5.03 Procedure for calculating capacitance
In order to calculate the capacitance of a capacitor, we will follow a certain procedure. Let’s say calculating the capacitance. As a first step, we will assume that our capacitor is charged to a certain value. In other words, we take our capacitor, which consists of two parallel conducting plates separated by an insulating medium, and we connect them to terminals of the power supply, let’s say, to a battery such that its positive terminal is here and the negative terminal is here. In doing so, we store some certain amount of charge to the capacitor so we end up with some certain amount of positive charge stored on the upper plate and a negative amount of charge stored on the lower plate.
The first step is we will assume that a charge q is on the plates. The second step, we will calculate the electric field between the plates in terms of the charge stored on the capacitor by using Gauss’s law. As you recall, it was expressed as the closed surface integral of E dot dA over some hypothetical Gaussian surface that we choose is equal to net charge enclosed in the volume surrounded by this closed surface s divided by Epsilon zero.
Once we obtain the electric field between the plates, as our third step, we will calculate the potential difference between the plates directly from the definition of potential difference that we obtained earlier, which was V sub f minus V sub i was equal to minus path integral of E dot dl from an initial point i to a final point f.
In this case, let’s draw back our plates one more time that they’re charged to some certain q value. From step two, we will know the electric field between the plates by applying Gauss’s law. If the upper plate is charge positively and the lower plate is charged negatively, to some plus q and minus q charges, respectively, and the electric field is therefore filling the region originating from positive plate and entering into the negative plate.
Let’s say we are going to do this integral along a straight line of path. That is the easiest path pointing from positive to negative plate, and therefore the dl is an incremental displacement vector along this path. And let’s call the potential associated with the positive plate as V plus and the potential associated with the negative plate as V minus. Therefore along this path, the potential difference between these two plates, our final potential will be V minus and the initial potential will be V plus, and we’re going to be integrating from positive to negative plate of E dot dl in order to get this potential difference.

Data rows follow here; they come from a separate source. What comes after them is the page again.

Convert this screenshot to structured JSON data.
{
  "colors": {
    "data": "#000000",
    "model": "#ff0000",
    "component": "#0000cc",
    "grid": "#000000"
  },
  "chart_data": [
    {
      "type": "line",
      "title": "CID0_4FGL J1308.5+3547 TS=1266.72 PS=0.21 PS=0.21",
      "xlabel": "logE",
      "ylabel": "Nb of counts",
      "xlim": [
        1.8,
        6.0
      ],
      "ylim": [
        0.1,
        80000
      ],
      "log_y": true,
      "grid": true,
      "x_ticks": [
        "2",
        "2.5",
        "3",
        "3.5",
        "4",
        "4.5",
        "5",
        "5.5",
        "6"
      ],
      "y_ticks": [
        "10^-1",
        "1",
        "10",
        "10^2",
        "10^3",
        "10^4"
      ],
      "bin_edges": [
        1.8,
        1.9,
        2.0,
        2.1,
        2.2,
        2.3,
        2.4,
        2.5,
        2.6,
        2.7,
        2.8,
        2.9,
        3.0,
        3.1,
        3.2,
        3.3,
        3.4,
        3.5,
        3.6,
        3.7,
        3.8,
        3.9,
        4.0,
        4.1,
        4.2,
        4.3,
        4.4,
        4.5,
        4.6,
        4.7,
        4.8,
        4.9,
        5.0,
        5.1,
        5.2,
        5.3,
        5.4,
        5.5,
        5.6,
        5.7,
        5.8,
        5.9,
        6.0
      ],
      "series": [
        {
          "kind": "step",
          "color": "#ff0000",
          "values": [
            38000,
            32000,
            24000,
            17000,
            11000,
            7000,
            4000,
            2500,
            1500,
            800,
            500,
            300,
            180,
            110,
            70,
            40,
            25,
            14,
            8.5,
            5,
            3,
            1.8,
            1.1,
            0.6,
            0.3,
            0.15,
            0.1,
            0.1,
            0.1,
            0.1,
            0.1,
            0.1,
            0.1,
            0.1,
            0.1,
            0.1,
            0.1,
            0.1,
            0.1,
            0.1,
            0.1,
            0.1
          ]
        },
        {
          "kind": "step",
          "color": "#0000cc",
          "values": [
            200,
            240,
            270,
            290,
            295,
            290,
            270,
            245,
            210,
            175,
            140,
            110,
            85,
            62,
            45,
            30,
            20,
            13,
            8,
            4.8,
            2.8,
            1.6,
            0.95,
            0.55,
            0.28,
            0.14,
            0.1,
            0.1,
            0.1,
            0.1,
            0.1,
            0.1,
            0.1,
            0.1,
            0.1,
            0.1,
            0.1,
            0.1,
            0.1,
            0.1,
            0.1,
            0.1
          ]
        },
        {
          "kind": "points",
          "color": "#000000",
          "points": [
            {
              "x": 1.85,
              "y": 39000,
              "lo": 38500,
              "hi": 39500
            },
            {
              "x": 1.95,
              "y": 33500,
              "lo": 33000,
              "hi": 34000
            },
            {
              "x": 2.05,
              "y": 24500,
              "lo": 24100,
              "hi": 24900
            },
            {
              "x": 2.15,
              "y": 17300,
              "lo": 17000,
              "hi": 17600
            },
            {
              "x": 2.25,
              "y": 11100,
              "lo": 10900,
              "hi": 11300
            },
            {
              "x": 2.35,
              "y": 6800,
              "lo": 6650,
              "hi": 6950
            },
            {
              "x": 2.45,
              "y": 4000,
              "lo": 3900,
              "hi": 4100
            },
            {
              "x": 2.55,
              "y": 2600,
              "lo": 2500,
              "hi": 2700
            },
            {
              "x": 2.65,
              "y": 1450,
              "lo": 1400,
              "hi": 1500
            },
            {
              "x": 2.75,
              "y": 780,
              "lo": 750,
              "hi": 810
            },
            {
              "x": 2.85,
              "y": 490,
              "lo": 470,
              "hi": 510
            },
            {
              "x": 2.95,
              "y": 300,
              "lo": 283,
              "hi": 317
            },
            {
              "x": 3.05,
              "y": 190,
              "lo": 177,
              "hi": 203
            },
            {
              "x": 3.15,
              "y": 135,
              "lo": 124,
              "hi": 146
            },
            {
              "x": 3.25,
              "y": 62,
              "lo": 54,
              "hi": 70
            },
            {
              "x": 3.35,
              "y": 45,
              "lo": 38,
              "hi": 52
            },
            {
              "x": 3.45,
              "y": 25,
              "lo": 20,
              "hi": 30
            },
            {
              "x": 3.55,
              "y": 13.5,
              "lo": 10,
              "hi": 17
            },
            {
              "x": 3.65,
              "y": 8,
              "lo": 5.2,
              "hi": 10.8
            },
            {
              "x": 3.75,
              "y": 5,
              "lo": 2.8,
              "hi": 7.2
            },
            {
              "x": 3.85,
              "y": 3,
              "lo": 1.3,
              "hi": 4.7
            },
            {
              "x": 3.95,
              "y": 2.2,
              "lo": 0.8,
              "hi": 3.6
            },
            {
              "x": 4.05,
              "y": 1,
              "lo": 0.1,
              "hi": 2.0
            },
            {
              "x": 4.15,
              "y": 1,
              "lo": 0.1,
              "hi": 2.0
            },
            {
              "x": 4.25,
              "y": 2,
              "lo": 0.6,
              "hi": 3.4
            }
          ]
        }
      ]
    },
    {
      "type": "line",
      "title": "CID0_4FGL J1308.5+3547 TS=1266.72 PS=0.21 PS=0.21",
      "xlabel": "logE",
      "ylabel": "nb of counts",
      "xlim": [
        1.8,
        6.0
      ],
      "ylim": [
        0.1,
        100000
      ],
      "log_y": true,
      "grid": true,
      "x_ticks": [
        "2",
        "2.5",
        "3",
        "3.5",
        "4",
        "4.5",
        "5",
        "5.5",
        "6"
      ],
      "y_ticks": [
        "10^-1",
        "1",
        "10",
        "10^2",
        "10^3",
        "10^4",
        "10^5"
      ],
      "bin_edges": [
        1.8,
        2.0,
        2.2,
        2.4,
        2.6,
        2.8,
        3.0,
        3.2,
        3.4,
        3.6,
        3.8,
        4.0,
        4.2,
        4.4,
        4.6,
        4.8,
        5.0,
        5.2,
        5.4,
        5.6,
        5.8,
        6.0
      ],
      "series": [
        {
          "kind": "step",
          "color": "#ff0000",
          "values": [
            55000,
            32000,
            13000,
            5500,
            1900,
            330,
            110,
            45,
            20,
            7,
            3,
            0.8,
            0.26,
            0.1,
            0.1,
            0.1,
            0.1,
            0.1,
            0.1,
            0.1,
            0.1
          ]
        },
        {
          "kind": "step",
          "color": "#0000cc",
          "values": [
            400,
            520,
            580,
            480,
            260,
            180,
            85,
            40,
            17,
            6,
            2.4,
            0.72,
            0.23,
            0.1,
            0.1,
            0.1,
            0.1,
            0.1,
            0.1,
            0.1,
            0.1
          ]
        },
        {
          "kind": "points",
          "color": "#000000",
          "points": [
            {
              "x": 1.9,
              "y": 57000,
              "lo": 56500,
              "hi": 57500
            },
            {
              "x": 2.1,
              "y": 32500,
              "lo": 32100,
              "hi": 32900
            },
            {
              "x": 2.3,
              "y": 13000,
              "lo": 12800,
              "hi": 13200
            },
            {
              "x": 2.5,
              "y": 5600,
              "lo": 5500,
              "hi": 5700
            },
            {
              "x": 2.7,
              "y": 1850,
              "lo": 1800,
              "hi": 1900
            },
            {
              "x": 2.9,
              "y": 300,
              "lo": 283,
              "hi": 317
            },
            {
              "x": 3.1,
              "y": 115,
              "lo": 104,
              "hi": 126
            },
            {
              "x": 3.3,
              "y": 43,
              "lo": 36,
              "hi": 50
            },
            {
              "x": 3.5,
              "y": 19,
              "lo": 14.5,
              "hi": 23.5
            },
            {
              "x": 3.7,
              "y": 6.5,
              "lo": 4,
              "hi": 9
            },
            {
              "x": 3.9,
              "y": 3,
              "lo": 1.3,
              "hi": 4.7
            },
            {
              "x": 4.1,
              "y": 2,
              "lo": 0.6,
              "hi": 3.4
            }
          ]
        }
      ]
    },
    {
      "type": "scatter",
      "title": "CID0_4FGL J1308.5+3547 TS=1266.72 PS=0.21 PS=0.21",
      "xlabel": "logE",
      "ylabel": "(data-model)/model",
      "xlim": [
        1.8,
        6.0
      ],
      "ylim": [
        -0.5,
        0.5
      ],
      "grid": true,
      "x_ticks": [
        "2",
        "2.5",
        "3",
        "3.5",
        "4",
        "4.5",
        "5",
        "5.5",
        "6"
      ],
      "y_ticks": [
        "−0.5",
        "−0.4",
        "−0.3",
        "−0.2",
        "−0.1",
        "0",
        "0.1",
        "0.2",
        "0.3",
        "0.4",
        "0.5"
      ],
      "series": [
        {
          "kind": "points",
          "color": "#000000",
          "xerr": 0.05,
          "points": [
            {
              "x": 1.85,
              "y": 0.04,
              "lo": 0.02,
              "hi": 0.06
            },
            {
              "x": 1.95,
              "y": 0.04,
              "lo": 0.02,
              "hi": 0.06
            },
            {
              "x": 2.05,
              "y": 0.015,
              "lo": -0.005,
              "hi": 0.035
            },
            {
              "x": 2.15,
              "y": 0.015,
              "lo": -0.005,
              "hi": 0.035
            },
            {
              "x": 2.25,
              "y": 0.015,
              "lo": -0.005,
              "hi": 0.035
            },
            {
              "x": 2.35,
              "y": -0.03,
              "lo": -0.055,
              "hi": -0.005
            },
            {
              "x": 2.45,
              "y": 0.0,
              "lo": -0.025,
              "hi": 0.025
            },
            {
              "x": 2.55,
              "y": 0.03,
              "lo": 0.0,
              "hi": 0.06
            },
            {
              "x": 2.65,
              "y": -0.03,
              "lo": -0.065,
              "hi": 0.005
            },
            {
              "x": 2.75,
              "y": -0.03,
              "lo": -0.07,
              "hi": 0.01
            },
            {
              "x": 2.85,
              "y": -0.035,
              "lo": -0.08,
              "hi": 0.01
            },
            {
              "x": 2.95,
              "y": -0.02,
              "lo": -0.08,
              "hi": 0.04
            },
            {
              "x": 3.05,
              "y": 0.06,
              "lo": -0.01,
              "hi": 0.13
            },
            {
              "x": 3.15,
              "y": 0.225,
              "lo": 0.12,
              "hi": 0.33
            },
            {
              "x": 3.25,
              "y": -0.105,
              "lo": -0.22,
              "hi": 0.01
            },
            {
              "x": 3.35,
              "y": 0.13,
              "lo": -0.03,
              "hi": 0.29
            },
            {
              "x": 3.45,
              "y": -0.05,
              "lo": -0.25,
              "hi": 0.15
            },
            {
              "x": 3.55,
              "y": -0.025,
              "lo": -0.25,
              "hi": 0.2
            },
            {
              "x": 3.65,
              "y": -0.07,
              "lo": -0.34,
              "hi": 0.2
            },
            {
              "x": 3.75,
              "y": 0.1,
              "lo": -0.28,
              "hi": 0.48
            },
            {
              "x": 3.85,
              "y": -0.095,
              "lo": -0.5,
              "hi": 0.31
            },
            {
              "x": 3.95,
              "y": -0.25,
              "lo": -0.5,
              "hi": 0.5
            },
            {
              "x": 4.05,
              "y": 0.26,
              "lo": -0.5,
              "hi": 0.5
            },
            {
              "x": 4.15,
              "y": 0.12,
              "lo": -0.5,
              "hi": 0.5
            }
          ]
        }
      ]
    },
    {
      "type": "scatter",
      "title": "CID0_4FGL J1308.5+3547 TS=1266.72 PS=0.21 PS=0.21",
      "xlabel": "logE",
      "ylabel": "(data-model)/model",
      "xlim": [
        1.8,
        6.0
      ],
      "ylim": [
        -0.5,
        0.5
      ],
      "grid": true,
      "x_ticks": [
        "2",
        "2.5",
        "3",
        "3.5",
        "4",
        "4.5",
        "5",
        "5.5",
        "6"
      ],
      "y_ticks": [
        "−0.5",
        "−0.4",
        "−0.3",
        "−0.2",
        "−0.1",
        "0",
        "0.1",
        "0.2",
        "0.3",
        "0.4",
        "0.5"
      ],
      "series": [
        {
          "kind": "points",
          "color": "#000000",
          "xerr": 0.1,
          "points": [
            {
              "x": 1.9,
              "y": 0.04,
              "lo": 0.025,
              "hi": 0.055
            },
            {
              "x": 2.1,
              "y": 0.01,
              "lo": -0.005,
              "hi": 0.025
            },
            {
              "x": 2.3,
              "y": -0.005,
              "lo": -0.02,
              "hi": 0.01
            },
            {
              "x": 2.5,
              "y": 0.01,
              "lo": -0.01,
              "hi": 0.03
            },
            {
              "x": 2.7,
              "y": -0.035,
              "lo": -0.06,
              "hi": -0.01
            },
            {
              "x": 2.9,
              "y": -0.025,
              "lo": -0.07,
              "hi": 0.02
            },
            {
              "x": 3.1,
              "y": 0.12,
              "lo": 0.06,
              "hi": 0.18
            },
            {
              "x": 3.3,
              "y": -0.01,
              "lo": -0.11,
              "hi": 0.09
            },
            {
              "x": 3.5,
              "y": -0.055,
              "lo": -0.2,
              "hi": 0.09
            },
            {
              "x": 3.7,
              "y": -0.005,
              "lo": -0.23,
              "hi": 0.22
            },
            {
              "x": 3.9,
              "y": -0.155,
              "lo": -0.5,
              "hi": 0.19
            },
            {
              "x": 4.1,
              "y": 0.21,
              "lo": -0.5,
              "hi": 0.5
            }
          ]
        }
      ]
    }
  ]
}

Here, since we’re dealing with the potential difference, the origin is completely irrelevant. We can define the potential associated with the negatively charged plate as zero and call the potential associated with the positively charged plate as V. So in terms of this new notation system, we can say that V minus is equal to zero and V plus is equal to V. Then our equation takes the form of zero minus V is equal to minus E dot dl integrated from positive to negative plate. In this case, these negative signs will cancel on both sides, giving us an expression for the potential difference between the plates of a capacitor is equal to integral from positive to plate to negative plate of E dot dl.
Now, once we determine the electric field from step two by applying Gauss’s law, therefore we can take this integral along a path in order to get the potential difference between the plates, calculating the potential from the electric field. The last step of the procedure is basically calculating the capacitance from its definition. In other words, calculate C from its definition, which is C is equal to q over V. Knowing the charge stored on the plates, as well as the potential difference between the plates, then we are able to determine the capacitance of that specific capacitor.